Motion Activated Bathrooms For Your Home Automation Needs May be the first step.

I was just in another bathroom at a grocery store where the paper towels are motion activated, by the toilet and sink are still manual use. I found myself waving my hand under the sink to get it going, while waiting for the toilet to flush. I was confused.

Many bathrooms across the US have only sparsely embraced bathroom automation. Every so often, you will get a toilet that surprises you mid-wipe with a flush. I always find myself jumping away from the toilet in case it splatters. I know 9 times out of 10, the toilet doesn’t splatter onto the floor, but I heard stories.

What is the technological direction that bathrooms are going? Are people phasing out the manual operations or phasing them in? I am not sure what people think of them. Personally, I can go either way. For the sink, I may want to fill up a cup and a manual operation is ideal for that. For the toilet, I think I like it to flush on its own, but when I want to pee in an auto toilet and lean away, it feels weird that it flushes so readily.

A paper towel dispenser is fun to wave my hand in front. I always get a consistent size sheet with the auto service. Some are designed to give long extractions of sheets and others are rather short.

I have even been in a bathroom where the lights are automated. Some people are jerks about their automated lights and set the system to 10 seconds, like this bathroom in Rice Lake:

A fully automated bathroom can be nice and easy to use. It just depends on the settings the owner chooses for them. For example, at Walmart, they have their sensors set at a low sensitivity for hand washing, and the water sprays out only a second at a time. Whereas, at a public Bathroom in South. Bend, WA has a motion detector faucet that will run a good 5 seconds after you pull your hand away.

I prefer the longer running settings. They really show that the business owner cares about us cleaning our hands, rather than saving money on water. Or adding an extra inch or second to the hand dryers can be nice.

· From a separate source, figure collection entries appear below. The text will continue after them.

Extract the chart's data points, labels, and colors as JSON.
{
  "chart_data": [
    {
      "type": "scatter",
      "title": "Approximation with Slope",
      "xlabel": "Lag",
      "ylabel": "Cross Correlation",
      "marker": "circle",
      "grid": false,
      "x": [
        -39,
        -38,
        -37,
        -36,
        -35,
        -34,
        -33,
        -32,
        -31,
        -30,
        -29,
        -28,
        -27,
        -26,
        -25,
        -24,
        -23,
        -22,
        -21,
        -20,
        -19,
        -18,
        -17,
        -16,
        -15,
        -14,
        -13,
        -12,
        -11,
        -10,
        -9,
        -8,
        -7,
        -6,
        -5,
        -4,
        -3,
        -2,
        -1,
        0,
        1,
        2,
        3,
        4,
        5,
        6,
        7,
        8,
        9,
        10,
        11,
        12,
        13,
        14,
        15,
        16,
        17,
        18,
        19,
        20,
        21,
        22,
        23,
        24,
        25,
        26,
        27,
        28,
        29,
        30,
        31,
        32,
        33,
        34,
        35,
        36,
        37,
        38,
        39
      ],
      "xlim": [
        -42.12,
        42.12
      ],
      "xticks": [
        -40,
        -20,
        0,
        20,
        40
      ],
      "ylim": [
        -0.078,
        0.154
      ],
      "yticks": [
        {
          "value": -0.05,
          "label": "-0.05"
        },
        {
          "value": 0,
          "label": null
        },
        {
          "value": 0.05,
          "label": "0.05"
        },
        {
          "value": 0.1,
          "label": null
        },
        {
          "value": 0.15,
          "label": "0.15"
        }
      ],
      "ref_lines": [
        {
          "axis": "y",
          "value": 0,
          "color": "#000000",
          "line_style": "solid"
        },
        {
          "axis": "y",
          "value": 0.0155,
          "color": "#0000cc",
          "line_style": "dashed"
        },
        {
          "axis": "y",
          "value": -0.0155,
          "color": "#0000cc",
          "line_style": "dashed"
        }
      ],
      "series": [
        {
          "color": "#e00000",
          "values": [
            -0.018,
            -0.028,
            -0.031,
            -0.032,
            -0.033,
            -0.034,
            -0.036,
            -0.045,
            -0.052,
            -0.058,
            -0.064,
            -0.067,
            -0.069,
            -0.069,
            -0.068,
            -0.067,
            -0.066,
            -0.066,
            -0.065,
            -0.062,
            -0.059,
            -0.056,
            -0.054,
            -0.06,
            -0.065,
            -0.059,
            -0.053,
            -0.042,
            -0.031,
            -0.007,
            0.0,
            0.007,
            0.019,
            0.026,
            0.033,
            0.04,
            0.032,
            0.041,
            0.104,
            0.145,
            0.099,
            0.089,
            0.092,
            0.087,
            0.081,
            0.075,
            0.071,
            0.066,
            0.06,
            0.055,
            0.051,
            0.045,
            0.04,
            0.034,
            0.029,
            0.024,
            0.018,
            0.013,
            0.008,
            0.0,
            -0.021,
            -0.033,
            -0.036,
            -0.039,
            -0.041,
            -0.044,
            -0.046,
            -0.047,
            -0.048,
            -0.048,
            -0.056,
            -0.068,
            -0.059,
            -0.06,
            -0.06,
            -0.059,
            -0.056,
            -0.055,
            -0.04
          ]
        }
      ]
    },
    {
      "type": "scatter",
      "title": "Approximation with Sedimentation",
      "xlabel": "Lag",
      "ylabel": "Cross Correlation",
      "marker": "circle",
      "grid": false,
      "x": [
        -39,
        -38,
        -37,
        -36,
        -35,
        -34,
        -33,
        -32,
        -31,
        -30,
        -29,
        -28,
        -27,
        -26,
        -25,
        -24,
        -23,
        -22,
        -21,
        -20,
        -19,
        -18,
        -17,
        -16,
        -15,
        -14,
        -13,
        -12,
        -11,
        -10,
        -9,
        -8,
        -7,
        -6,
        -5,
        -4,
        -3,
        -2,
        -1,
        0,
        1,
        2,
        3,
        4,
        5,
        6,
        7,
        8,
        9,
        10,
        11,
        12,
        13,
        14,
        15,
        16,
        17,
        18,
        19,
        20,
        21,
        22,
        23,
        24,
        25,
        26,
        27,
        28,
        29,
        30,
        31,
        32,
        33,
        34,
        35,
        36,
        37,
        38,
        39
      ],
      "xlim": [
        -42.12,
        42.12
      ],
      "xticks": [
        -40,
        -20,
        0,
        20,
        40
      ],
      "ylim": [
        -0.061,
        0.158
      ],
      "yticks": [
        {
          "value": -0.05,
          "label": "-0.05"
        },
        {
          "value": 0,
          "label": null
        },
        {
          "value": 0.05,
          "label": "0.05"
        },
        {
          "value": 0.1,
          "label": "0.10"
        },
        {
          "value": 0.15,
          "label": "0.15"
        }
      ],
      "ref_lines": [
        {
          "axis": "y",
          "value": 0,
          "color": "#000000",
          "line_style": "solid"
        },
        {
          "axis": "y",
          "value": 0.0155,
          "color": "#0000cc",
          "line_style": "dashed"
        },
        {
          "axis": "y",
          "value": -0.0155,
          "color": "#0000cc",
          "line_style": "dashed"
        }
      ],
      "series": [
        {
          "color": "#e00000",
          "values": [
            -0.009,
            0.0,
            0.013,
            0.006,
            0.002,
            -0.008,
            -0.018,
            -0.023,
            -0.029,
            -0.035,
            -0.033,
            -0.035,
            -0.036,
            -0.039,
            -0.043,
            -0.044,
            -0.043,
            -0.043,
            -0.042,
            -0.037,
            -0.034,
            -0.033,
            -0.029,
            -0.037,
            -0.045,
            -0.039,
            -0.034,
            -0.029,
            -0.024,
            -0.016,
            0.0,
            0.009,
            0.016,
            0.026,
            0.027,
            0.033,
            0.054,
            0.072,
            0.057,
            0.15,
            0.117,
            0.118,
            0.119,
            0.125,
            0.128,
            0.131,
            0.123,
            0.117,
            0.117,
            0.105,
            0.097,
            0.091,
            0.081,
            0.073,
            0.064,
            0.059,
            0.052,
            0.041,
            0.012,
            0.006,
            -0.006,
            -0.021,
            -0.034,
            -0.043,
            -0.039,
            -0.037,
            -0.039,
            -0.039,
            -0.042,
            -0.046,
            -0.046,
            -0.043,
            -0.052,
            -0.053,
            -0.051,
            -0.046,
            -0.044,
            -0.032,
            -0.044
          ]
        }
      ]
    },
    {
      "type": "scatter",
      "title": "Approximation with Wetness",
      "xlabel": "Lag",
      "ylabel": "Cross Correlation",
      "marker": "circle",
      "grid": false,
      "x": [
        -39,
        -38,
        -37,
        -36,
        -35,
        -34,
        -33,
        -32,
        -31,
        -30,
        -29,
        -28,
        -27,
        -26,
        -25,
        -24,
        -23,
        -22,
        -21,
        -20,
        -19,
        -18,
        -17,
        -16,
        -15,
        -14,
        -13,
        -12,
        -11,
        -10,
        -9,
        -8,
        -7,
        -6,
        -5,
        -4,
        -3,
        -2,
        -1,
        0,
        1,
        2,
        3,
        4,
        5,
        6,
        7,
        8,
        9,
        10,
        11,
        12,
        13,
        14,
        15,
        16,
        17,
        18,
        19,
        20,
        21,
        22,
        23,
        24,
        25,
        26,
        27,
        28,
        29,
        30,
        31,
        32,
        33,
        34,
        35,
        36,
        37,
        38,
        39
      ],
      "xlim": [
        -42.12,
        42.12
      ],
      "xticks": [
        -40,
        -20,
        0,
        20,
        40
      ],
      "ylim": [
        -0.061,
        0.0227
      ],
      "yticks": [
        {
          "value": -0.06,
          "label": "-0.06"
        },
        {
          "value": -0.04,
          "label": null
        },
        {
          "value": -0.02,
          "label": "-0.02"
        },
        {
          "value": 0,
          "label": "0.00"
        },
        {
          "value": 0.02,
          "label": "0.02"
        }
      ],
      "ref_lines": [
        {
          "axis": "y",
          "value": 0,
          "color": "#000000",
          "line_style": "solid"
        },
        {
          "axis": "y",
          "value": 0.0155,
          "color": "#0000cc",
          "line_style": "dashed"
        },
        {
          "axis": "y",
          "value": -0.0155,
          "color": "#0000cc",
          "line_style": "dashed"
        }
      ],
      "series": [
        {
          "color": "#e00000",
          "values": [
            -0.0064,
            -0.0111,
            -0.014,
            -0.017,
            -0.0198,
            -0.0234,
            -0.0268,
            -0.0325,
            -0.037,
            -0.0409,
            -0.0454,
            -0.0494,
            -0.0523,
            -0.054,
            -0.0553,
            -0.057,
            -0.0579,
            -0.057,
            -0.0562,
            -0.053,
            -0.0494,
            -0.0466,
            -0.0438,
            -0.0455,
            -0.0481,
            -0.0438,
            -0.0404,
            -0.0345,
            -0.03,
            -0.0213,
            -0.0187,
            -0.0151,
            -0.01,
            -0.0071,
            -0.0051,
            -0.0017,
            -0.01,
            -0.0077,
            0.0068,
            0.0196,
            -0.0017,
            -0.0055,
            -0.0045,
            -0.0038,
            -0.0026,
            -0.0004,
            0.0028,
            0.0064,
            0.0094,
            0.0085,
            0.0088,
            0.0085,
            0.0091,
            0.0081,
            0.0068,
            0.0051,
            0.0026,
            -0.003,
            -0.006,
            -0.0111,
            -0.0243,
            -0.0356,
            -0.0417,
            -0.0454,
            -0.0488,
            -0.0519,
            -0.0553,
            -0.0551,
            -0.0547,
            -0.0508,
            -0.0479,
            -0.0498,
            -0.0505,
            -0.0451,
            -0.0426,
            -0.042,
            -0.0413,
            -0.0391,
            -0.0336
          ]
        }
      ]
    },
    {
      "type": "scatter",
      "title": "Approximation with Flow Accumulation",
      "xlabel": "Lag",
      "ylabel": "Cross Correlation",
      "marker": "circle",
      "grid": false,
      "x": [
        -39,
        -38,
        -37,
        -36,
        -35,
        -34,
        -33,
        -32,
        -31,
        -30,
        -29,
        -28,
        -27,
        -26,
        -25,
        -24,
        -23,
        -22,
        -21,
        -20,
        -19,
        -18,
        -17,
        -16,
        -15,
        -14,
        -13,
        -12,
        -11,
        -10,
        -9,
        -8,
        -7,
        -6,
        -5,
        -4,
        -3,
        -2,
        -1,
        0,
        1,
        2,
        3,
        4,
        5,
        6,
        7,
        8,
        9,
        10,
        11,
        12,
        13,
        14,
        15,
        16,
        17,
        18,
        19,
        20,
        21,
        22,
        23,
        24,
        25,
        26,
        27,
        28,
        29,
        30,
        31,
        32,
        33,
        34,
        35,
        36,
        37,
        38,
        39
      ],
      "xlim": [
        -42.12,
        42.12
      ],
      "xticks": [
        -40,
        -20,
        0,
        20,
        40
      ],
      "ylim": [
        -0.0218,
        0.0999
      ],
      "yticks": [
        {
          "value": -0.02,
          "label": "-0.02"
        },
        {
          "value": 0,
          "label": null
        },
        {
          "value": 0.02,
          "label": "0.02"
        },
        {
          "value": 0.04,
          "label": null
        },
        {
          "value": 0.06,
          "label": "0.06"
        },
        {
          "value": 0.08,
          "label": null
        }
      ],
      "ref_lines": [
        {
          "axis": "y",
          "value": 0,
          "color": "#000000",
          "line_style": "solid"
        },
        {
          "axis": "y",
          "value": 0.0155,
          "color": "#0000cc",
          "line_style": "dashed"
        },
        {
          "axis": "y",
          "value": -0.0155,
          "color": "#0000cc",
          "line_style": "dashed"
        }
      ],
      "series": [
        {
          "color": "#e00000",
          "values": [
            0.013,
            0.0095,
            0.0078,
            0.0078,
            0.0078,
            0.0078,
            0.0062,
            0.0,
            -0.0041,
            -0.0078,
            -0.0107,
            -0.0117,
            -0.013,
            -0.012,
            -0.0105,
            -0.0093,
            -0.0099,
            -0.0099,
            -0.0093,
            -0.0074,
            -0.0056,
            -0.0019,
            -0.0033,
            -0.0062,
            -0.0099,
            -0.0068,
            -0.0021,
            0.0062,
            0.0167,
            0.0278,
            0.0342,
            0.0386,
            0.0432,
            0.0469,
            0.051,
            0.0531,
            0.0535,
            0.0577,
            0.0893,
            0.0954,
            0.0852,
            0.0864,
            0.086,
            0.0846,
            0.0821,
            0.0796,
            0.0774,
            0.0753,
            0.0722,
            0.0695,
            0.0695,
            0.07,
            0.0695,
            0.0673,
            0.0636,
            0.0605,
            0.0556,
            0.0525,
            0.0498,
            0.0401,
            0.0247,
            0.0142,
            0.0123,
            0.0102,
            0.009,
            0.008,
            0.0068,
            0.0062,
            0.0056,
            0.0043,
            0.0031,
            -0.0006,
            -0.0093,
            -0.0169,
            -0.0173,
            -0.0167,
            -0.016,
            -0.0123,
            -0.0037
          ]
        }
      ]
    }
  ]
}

There is a lot of potential with more bathroom automation. I believe in one bathroom in Aberdeen, WA, they use a motion detector. If you hang out in the bathroom for longer than 5 minutes, an alarm will sound. They had a problem with drug abusers sleeping in the bathrooms in the past.

Imagine a temperature gauge with a motion detection that will heat up the bathroom only when someone is in there. Or, in turn the sensor can run a fan only when you sit on the toilet. A person could use a Kinect for that. The Kinect sensors have gotten very effective at reading the smallest gestures, down to individual finger movement.